There is no better example of trust in God’s provision than the widow in Mark 12: 42. How could this woman be willing to give all she had except that she trusted that God would provide for her somehow—even if she didn’t understand how.
Many of us put only left-over change into the collection plate, and maybe give token amounts to a few charities. We reason that if we give more, then we won’t have enough for our own needs. Or we may believe the old adage that God helps those who help themselves. Or we may feel it is the government’s responsibility to care for the needy. After all, we pay taxes that support government welfare programs.
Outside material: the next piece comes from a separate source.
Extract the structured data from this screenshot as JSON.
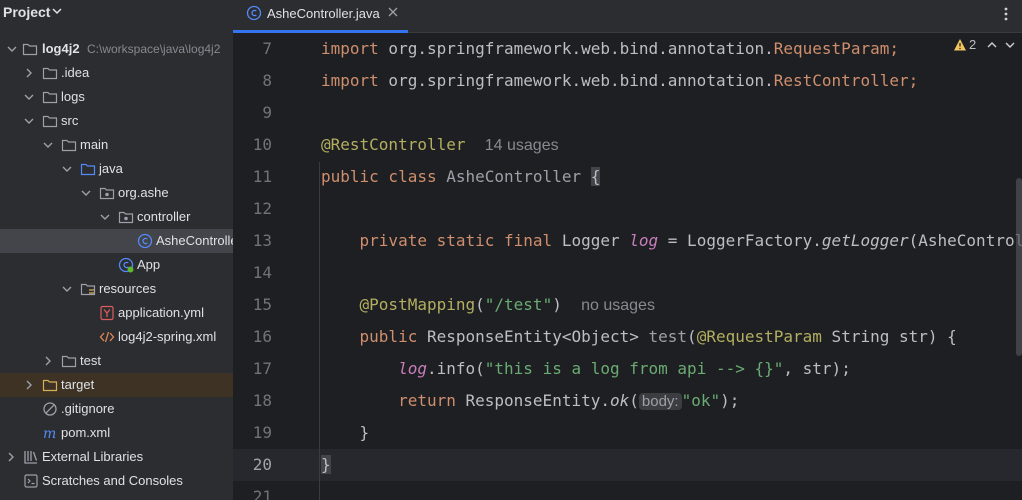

What drives these attitudes?
I submit it is because we live in a general spirit of fear. In my work as a Financial Advisor, I often hear clients’ concerns for our country and how our political dysfunction and its financial mismanagement will lead to the imminent collapse of our economy. Their fear is that chaos worse than the depressions of 2008 and the 1930’s will result in government confiscation of accounts and even lead to soup lines. The general sentiment of these clients is a feeling of being overwhelmed. They envision a bleak retirement of having to work as a Walmart greeter.
Who benefits from this kind of outlook? Who is set to gain by having a significant number of our citizenry scared and paralyzed by fear?
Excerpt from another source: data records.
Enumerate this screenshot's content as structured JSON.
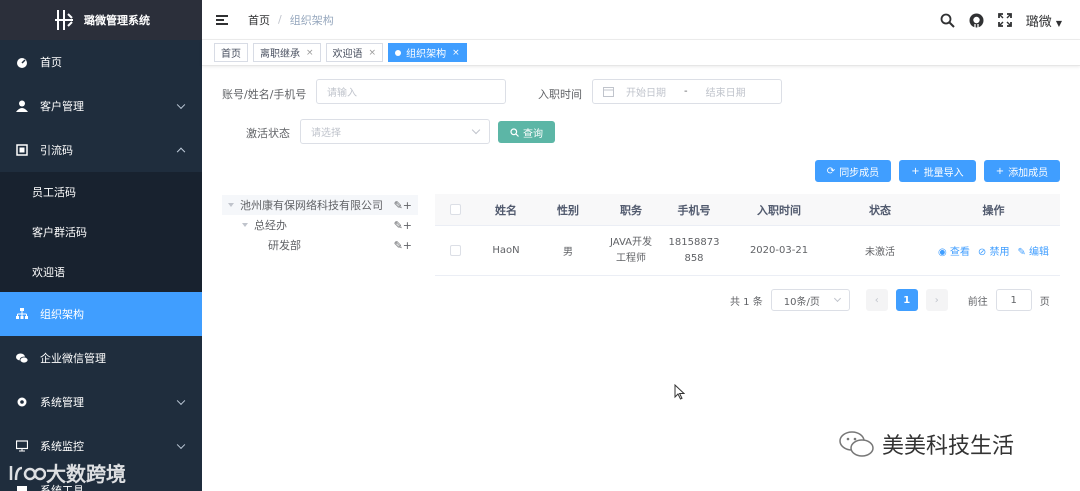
{
  "app": {
    "title": "璐微管理系统"
  },
  "sidebar": {
    "items": [
      {
        "label": "首页",
        "icon": "dashboard-icon"
      },
      {
        "label": "客户管理",
        "icon": "user-icon"
      },
      {
        "label": "引流码",
        "icon": "qrcode-icon"
      },
      {
        "label": "员工活码"
      },
      {
        "label": "客户群活码"
      },
      {
        "label": "欢迎语"
      },
      {
        "label": "组织架构",
        "icon": "tree-icon"
      },
      {
        "label": "企业微信管理",
        "icon": "wechat-icon"
      },
      {
        "label": "系统管理",
        "icon": "gear-icon"
      },
      {
        "label": "系统监控",
        "icon": "monitor-icon"
      },
      {
        "label": "系统工具",
        "icon": "tool-icon"
      }
    ],
    "watermark": "大数跨境"
  },
  "header": {
    "breadcrumb": [
      "首页",
      "组织架构"
    ],
    "separator": "/",
    "user": "璐微"
  },
  "tags": [
    {
      "label": "首页"
    },
    {
      "label": "离职继承",
      "close": "×"
    },
    {
      "label": "欢迎语",
      "close": "×"
    },
    {
      "label": "组织架构",
      "close": "×"
    }
  ],
  "form": {
    "account_label": "账号/姓名/手机号",
    "account_placeholder": "请输入",
    "join_label": "入职时间",
    "start_placeholder": "开始日期",
    "range_sep": "-",
    "end_placeholder": "结束日期",
    "status_label": "激活状态",
    "status_placeholder": "请选择",
    "search_button": "查询"
  },
  "toolbar": {
    "sync": "同步成员",
    "import": "批量导入",
    "add": "添加成员"
  },
  "tree": [
    {
      "label": "池州康有保网络科技有限公司",
      "ops": "✎+"
    },
    {
      "label": "总经办",
      "ops": "✎+"
    },
    {
      "label": "研发部",
      "ops": "✎+"
    }
  ],
  "table": {
    "headers": [
      "姓名",
      "性别",
      "职务",
      "手机号",
      "入职时间",
      "状态",
      "操作"
    ],
    "rows": [
      {
        "name": "HaoN",
        "gender": "男",
        "job1": "JAVA开发",
        "job2": "工程师",
        "phone1": "18158873",
        "phone2": "858",
        "date": "2020-03-21",
        "status": "未激活",
        "view": "查看",
        "disable": "禁用",
        "edit": "编辑"
      }
    ]
  },
  "pager": {
    "total": "共 1 条",
    "size": "10条/页",
    "current": "1",
    "goto": "前往",
    "goto_value": "1",
    "page_unit": "页"
  },
  "watermark_right": "美美科技生活",
  "colors": {
    "primary": "#409eff",
    "sidebar": "#1f2d3d",
    "search": "#5cb6a6"
  }
}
I agree we have much to worry about in our world and our country, including a general decaying of morality in our society. But remember, none of this is new. Solomon assures us in Ecclesiastes 1: 9 that there is nothing new under the sun. There is always something going on in our world to cause worry.
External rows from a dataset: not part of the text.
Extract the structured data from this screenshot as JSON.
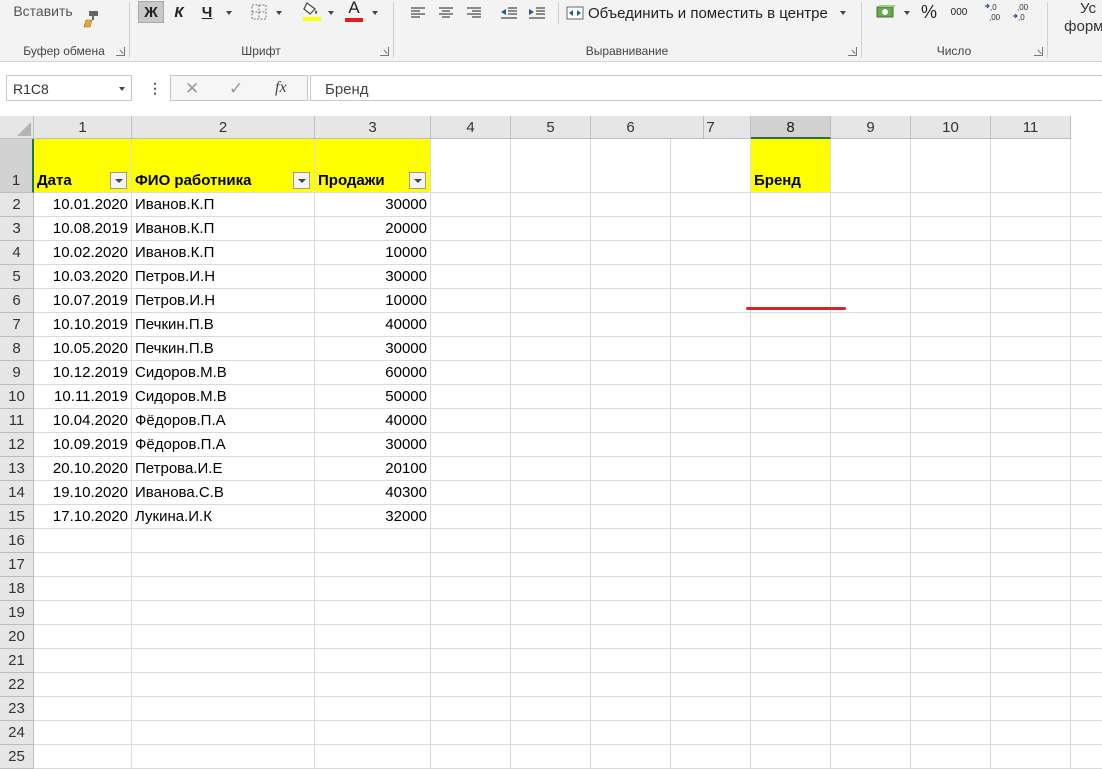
{
  "ribbon": {
    "clipboard": {
      "paste_label": "Вставить",
      "group_label": "Буфер обмена"
    },
    "font": {
      "bold_label": "Ж",
      "italic_label": "К",
      "underline_label": "Ч",
      "font_color_letter": "A",
      "group_label": "Шрифт"
    },
    "alignment": {
      "merge_label": "Объединить и поместить в центре",
      "group_label": "Выравнивание"
    },
    "number": {
      "percent_label": "%",
      "thousands_label": "000",
      "group_label": "Число"
    },
    "styles": {
      "conditional_label_line1": "Ус",
      "conditional_label_line2": "форма"
    }
  },
  "formula_bar": {
    "name_box": "R1C8",
    "function_symbol": "fx",
    "content": "Бренд"
  },
  "sheet": {
    "column_headers": [
      "1",
      "2",
      "3",
      "4",
      "5",
      "6",
      "7",
      "8",
      "9",
      "10",
      "11"
    ],
    "row_headers": [
      "1",
      "2",
      "3",
      "4",
      "5",
      "6",
      "7",
      "8",
      "9",
      "10",
      "11",
      "12",
      "13",
      "14",
      "15",
      "16",
      "17",
      "18",
      "19",
      "20",
      "21",
      "22",
      "23",
      "24",
      "25"
    ],
    "table_headers": [
      "Дата",
      "ФИО работника",
      "Продажи"
    ],
    "brand_header": "Бренд",
    "rows": [
      [
        "10.01.2020",
        "Иванов.К.П",
        "30000"
      ],
      [
        "10.08.2019",
        "Иванов.К.П",
        "20000"
      ],
      [
        "10.02.2020",
        "Иванов.К.П",
        "10000"
      ],
      [
        "10.03.2020",
        "Петров.И.Н",
        "30000"
      ],
      [
        "10.07.2019",
        "Петров.И.Н",
        "10000"
      ],
      [
        "10.10.2019",
        "Печкин.П.В",
        "40000"
      ],
      [
        "10.05.2020",
        "Печкин.П.В",
        "30000"
      ],
      [
        "10.12.2019",
        "Сидоров.М.В",
        "60000"
      ],
      [
        "10.11.2019",
        "Сидоров.М.В",
        "50000"
      ],
      [
        "10.04.2020",
        "Фёдоров.П.А",
        "40000"
      ],
      [
        "10.09.2019",
        "Фёдоров.П.А",
        "30000"
      ],
      [
        "20.10.2020",
        "Петрова.И.Е",
        "20100"
      ],
      [
        "19.10.2020",
        "Иванова.С.В",
        "40300"
      ],
      [
        "17.10.2020",
        "Лукина.И.К",
        "32000"
      ]
    ],
    "selected_cell": "R1C8",
    "colors": {
      "header_fill": "#ffff00",
      "annotation_underline": "#d8232a",
      "selection_accent": "#217346"
    }
  }
}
Should we throw up our hands, sigh in exasperation, and give up in despair? No! Rather, we should do all we can with our God given talents and abilities to work for the common good. And like the poor widow, we should do so with an unshakable trust that God will provide.
Fear is the Enemy
Fear is the enemy of a generous spirit. It is the manifestation of our lack of trust. It paralyzes us from acting and makes us want to hoard our resources. Consider the widow in 1 Kings 17: 9. She was resigned to the belief that she and her son would eat the last of what they had, and then die. Elijah told her, “Do not be afraid.” He instructed her to give him that last of her resources; that if she did, God would provide.
Why would she trust Elijah, a total stranger? How could she justify giving the last of her food to him, believing the ridiculous promise Elijah made that if she did so, her flour and oil would not run out? It had to be that by Grace, she trusted that God would honor her generosity.
What great examples these two women are for us today. They refused to succumb to fear and acted generously beyond reason, beyond what their resources would seemingly allow. And why not? What good would hoarding have done for them? As Solomon warned, it would all have been chasing after the wind.
We, too, should heed their example. We should cultivate an attitude of generosity. We are not to allow fear and greed to direct our actions, or be excuses for inaction. Greed saps us of any sense of generosity we may have. It causes us to be cynical and to question God.
Being generous is not dependent on the amount of wealth we have. Many of us can relate to the rich man in Mark 12 who gave out of his surplus, knowing that he still had plenty for himself. However, lack of wealth is not justification for parsimony. Jesus did not run after the widow and say something like, “Oh honey, really. Take your money back. I appreciate your gesture, but you’re too poor. Why don’t you just keep your money?” Instead, He praised her generosity for all generations to come.
As to the idea that God helps those who help themselves (not in the Bible, by the way), how would God do that? Isn’t it our generous actions in service to others the help that God sends?
Generosity is a disposition of our spirit. It reflects our general outlook on life. Do we trust God’s promises or not? Do we acknowledge that all we have is because of God’s generously giving to us the talents and abilities that allow us to earn and serve?
If so, our grateful response is to give of all of our resources, including money. Let us give and give lavishly. Let us give and trust that God will honor our generosity.